We spent the next day, June twelfth, wondering what was to become of us, but as is usually the case in such crises, after the first shock is over one becomes philosophical about most things,—even the imminence of death. No man in his right mind really fears death. But the sudden realization that all one's plans have come to naught, that one shall never realize his cherished dreams, the thoughts of loved ones far away,—it is these and kindred things which make of it the staggering proposition that it is. So the men on board realized the necessity of keeping a stiff upper lip. We tried to make the others believe that we were cheerful, and although none of us could stifle his vague uneasiness we managed to keep it out of sight. In the afternoon a party of us got out on the ice, chose sides and had a snow-ball battle. It helped us to forget the seriousness of our plight and to amuse those who watched from the boat. By nightfall we had drifted as far north as latitude sixty-four, a few miles south of Nome. But—we danced on deck until two in the morning, the thirteenth day of June.

I have always scouted the prevailing notion that there is any bad luck connected with the number thirteen! I had no more than fallen asleep when I was awakened by the jar of the machinery. My first thought was that the Captain had decided to make a final attempt to buck the ice and I was confident that this could have but one result,—the wrecking of the boat.
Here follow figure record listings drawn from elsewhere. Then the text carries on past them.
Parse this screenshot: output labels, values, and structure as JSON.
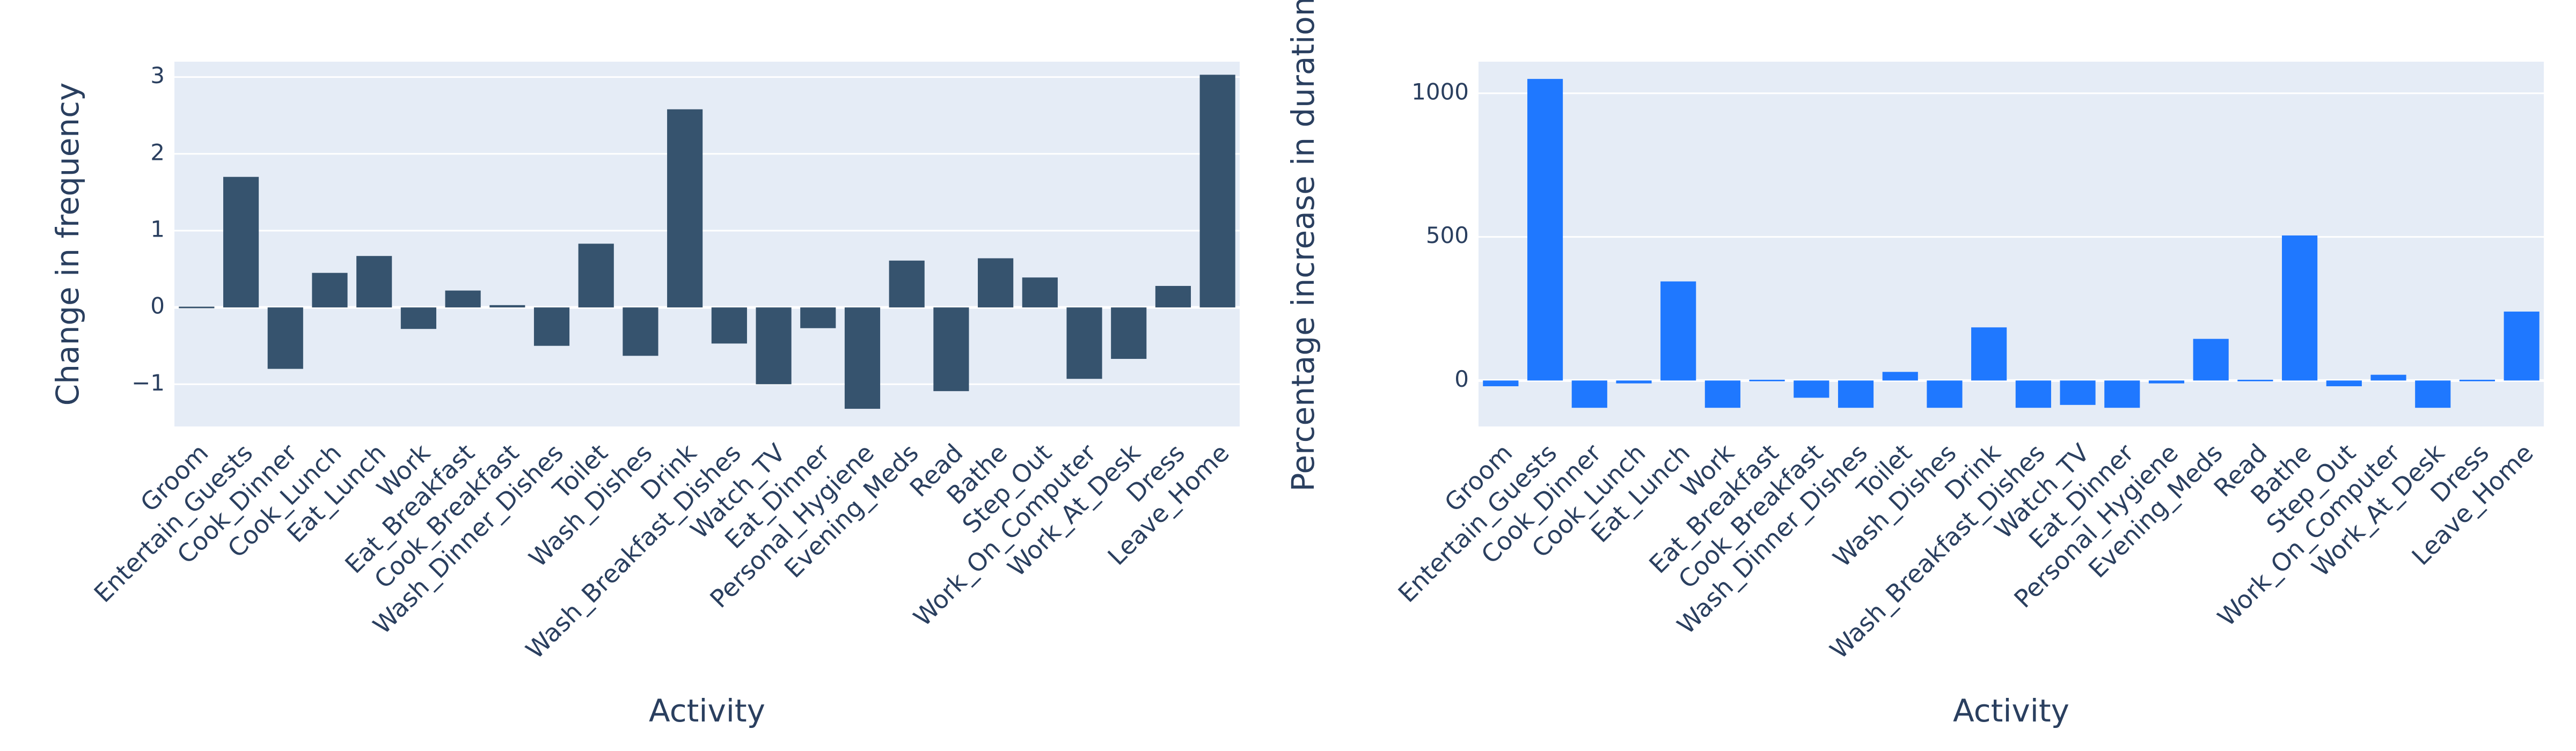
{
  "chart_data": [
    {
      "type": "bar",
      "color": "#36536e",
      "xlabel": "Activity",
      "ylabel": "Change in frequency",
      "ylim": [
        -1.55,
        3.2
      ],
      "yticks": [
        -1,
        0,
        1,
        2,
        3
      ],
      "ytick_labels": [
        "−1",
        "0",
        "1",
        "2",
        "3"
      ],
      "grid": true,
      "categories": [
        "Groom",
        "Entertain_Guests",
        "Cook_Dinner",
        "Cook_Lunch",
        "Eat_Lunch",
        "Work",
        "Eat_Breakfast",
        "Cook_Breakfast",
        "Wash_Dinner_Dishes",
        "Toilet",
        "Wash_Dishes",
        "Drink",
        "Wash_Breakfast_Dishes",
        "Watch_TV",
        "Eat_Dinner",
        "Personal_Hygiene",
        "Evening_Meds",
        "Read",
        "Bathe",
        "Step_Out",
        "Work_On_Computer",
        "Work_At_Desk",
        "Dress",
        "Leave_Home"
      ],
      "values": [
        -0.02,
        1.7,
        -0.8,
        0.45,
        0.67,
        -0.28,
        0.22,
        0.03,
        -0.5,
        0.83,
        -0.63,
        2.58,
        -0.47,
        -1.0,
        -0.27,
        -1.32,
        0.61,
        -1.09,
        0.64,
        0.39,
        -0.93,
        -0.67,
        0.28,
        3.03
      ]
    },
    {
      "type": "bar",
      "color": "#1f78ff",
      "xlabel": "Activity",
      "ylabel": "Percentage increase in duration",
      "ylim": [
        -160,
        1110
      ],
      "yticks": [
        0,
        500,
        1000
      ],
      "ytick_labels": [
        "0",
        "500",
        "1000"
      ],
      "grid": true,
      "categories": [
        "Groom",
        "Entertain_Guests",
        "Cook_Dinner",
        "Cook_Lunch",
        "Eat_Lunch",
        "Work",
        "Eat_Breakfast",
        "Cook_Breakfast",
        "Wash_Dinner_Dishes",
        "Toilet",
        "Wash_Dishes",
        "Drink",
        "Wash_Breakfast_Dishes",
        "Watch_TV",
        "Eat_Dinner",
        "Personal_Hygiene",
        "Evening_Meds",
        "Read",
        "Bathe",
        "Step_Out",
        "Work_On_Computer",
        "Work_At_Desk",
        "Dress",
        "Leave_Home"
      ],
      "values": [
        -20,
        1050,
        -95,
        -10,
        345,
        -95,
        5,
        -60,
        -95,
        30,
        -95,
        185,
        -95,
        -85,
        -95,
        -10,
        145,
        0,
        505,
        -20,
        20,
        -95,
        0,
        240
      ]
    }
  ]
}
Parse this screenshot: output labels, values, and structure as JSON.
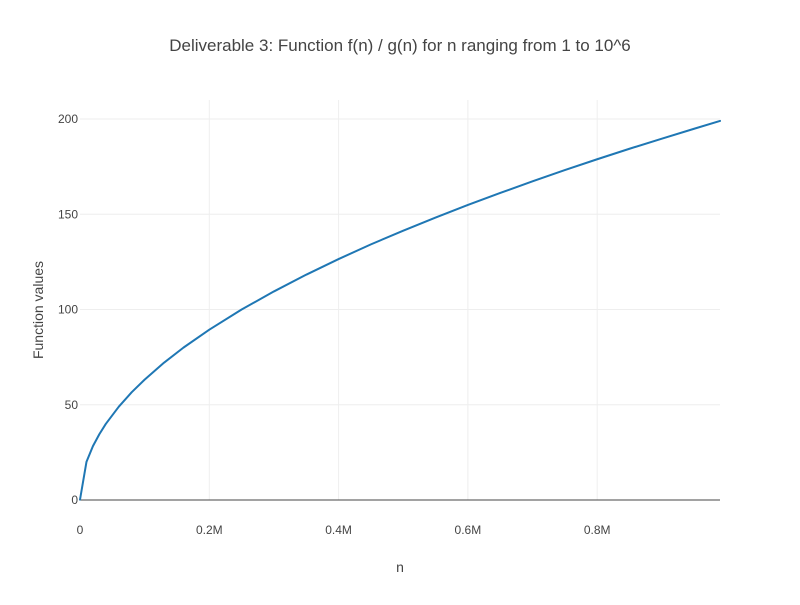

I dressed immediately and went on deck, only to come face to face with another of those mysterious twists of fortune which ofttimes in an instant turn danger to safety and just as frequently make of apparent surety a disaster. Right ahead of us, as far as the eye could see, was an open channel, straight as a die and just a little wider than the boat!

All was activity now. It seemed only a moment until we were under way. Once started we forged ahead with all possible speed in order that we might get out of the ice pack before the channel should close again. Luck favored us. A few hours later we landed at Nome. There was no coal to be had here and as we had only enough for twelve hours, after unloading the passengers the St. Croix headed immediately for St. Michael. At two o'clock in the afternoon, the thirteenth day of June, I reached my destination.

No steamers can land at the island. Both passengers and freight have to be lightered ashore. The inner bay was filled with ice. We anchored five miles out. I went ashore with a friend in his gasoline launch which had been sent out for him. We left the St. Croix at two-thirty, and we had to get out several times and pull the boat along the ice until we could launch her again in open water. At seven o'clock we reached the beach. I stepped ashore and took a look at what was to be my abiding-place for the next five years. Home was never like this! I was informed that the largest building in sight was the Steamboat Hotel. I took my way thither and was the sole occupant of this now-historic hostlery for more than a week.


[CHAPTER II
THE LAND OF TOMORROW]

THE writer lays no claim to being an historian, but a word in regard to Alaska's early history and how the country came to be a part of our national possessions may not be amiss.

When the Russians first came to the island of Unalaska they learned from the natives there of a vast country lying to eastward, the name of which was Alayeksa. Their own island, one of the Aleutian group, they called Nagun-Alayeksa, which means "the land next to Alayeksa." As is usually the case, especially in primitive languages, the word was gradually modified and in time it assumed three different forms. The Russians called the country itself Alashka. The peninsula became Aliaska, the island Unalaska. In English the word changed once more to the present name, Alaska, which means "The Great Country." It is a fitting name. All honor to those two good Americans, Seward and Sumner, who in the teeth of the most withering scorn, ridicule, and even opprobrium, saved for our country her most glorious and valuable possession,—the land discovered and partly explored by Vitus Bering in 1741.

The old saying that "Westward the star of empire takes its way" is not applicable to Alaska. She enjoys a reputation wholly unique in the history of nations. She is the only country acquired by any European power in America because of expansion eastward. The territory which lies between the Atlantic Ocean and the Mississippi River was our inheritance from the mother country. The two Floridas, Texas, New Mexico, and California we acquired, either directly or indirectly, from Spain. From France we purchased Louisiana. But about the middle of the sixteenth century there began in Russia a movement eastward similar to that which followed (westward) the American Revolution in our own country.

It was shortly after the overthrow of the Tartars and the establishment of a national monarchy. But there was as much difference between the motives underlying the westward movement in our country and the eastward movement in Russia as there was in the character of the pioneers who made them and the results which followed. The American pioneer was either a fur trader, a prospector, a hunter, a missionary, a soldier, or a farmer seeking land on which to settle. The Russian pioneer was usually either a fugitive from justice or a proved criminal who had been punished by exile to the vast wilderness which lay beyond the confines of the empire.